Force est de constater que malgré les sanctions antérieures, et malgré vos nombreux rappels à l’ordre, vous ne prenez pas au sérieux, vos fonctions.

Pourtant, lorsque nous exposons les faits, à savoir que vous ne pouvez pas dormir au temps et au lieu du travail et qu’en outre votre comportement nuit à l’image de notre société, vous nous avez rétorqué que nous ne savions pas qui vous étiez et qu’on ne pouvait vous reprocher d’avoir dormi.

A l’évidence, vous ne vous rendez pas compte de la nature de vos fonctions et vous minorez la gravité de l’absence de rigueur et d’implication dans un établissement accueillant du public.

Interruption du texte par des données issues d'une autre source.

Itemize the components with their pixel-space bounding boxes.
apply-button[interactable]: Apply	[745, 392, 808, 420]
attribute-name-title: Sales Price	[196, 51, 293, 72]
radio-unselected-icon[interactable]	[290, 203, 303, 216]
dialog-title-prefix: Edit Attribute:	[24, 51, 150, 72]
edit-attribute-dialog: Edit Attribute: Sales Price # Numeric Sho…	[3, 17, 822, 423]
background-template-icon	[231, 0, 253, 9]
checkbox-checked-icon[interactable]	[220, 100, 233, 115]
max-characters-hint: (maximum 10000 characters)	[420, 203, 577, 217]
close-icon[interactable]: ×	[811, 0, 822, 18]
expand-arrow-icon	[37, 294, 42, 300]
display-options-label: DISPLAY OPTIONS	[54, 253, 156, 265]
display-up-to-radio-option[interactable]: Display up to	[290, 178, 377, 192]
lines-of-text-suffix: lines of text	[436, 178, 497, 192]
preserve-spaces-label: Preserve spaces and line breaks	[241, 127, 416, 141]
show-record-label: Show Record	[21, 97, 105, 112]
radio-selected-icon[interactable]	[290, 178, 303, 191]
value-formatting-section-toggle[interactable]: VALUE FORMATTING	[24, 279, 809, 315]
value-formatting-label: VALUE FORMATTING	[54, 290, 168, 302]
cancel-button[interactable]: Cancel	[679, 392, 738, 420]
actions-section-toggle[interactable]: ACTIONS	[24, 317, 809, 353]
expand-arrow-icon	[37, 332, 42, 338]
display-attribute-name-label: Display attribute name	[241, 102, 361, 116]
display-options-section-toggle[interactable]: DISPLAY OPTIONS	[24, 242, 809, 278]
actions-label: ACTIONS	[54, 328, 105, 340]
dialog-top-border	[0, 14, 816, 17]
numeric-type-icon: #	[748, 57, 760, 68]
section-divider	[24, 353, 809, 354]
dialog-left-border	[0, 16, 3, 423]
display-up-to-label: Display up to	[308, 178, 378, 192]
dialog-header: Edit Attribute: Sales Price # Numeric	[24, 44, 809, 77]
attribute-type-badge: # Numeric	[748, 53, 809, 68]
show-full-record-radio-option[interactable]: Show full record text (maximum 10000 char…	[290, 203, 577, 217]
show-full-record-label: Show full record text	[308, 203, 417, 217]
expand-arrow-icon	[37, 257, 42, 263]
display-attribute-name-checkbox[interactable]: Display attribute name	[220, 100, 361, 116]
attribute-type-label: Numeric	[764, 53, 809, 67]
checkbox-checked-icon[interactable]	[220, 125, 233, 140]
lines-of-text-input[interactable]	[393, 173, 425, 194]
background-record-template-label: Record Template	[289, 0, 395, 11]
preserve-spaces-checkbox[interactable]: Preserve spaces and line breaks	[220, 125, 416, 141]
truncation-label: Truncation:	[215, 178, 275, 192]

Compte tenu de votre ancienneté et de vos charges de famille, nous avions souhaité privilégier une sanction vous permettant de demeurer dans l’emploi tout en empêchent la survenance de risques inhérents à votre désintérêt manifeste de vos fonctions.

C’est contre toute attente que vous avez refusé cette sanction, de sorte que compte tenu de votre désinvolture malgré le rappel à l’ordre et l’absence de mesures de vos responsabilités, nous n’avons d’autres alternatives que de procéder à votre licenciement pour motif réel et sérieux.(…/…)

Contestant son licenciement, par requête du 26 octobre 2017, le salarié saisissait le conseil de prud’hommes de Perpignan, lequel, par jugement du 12 juin 2019, condamnait l’employeur à lui payer les sommes de 30 000 € à titre de dommages et intérêts pour licenciement sans cause réelle et sérieuse et de 1 500 € sur le fondement de l’article 700 du code de procédure civile.

Par déclaration au greffe en date du 11 juillet 2019, l’employeur relevait appel de ce jugement.

MOYENS ET PRETENTIONS DES PARTIES

Par conclusions régulièrement notifiées par voie électronique le 15 mai 2020, la sas Snes demande à la cour d’infirmer le jugement et , statuant à nouveau, de débouter le salarié de toutes ses demandes. A titre subsidiaire, elle sollicite que les sommes allouées à Pôle Emploi soient ramenées à de plus justes proportions.

Elle fait valoir essentiellement que, les faits reprochés au salarié sont établis par le message Facebook du 7 juillet 2017 et les attestations des salariés, qu’il n’a pas agi tardivement, ayant convoqué le salarié à un entretien préalable à une sanction disciplinaire dès le 10 juillet 2017.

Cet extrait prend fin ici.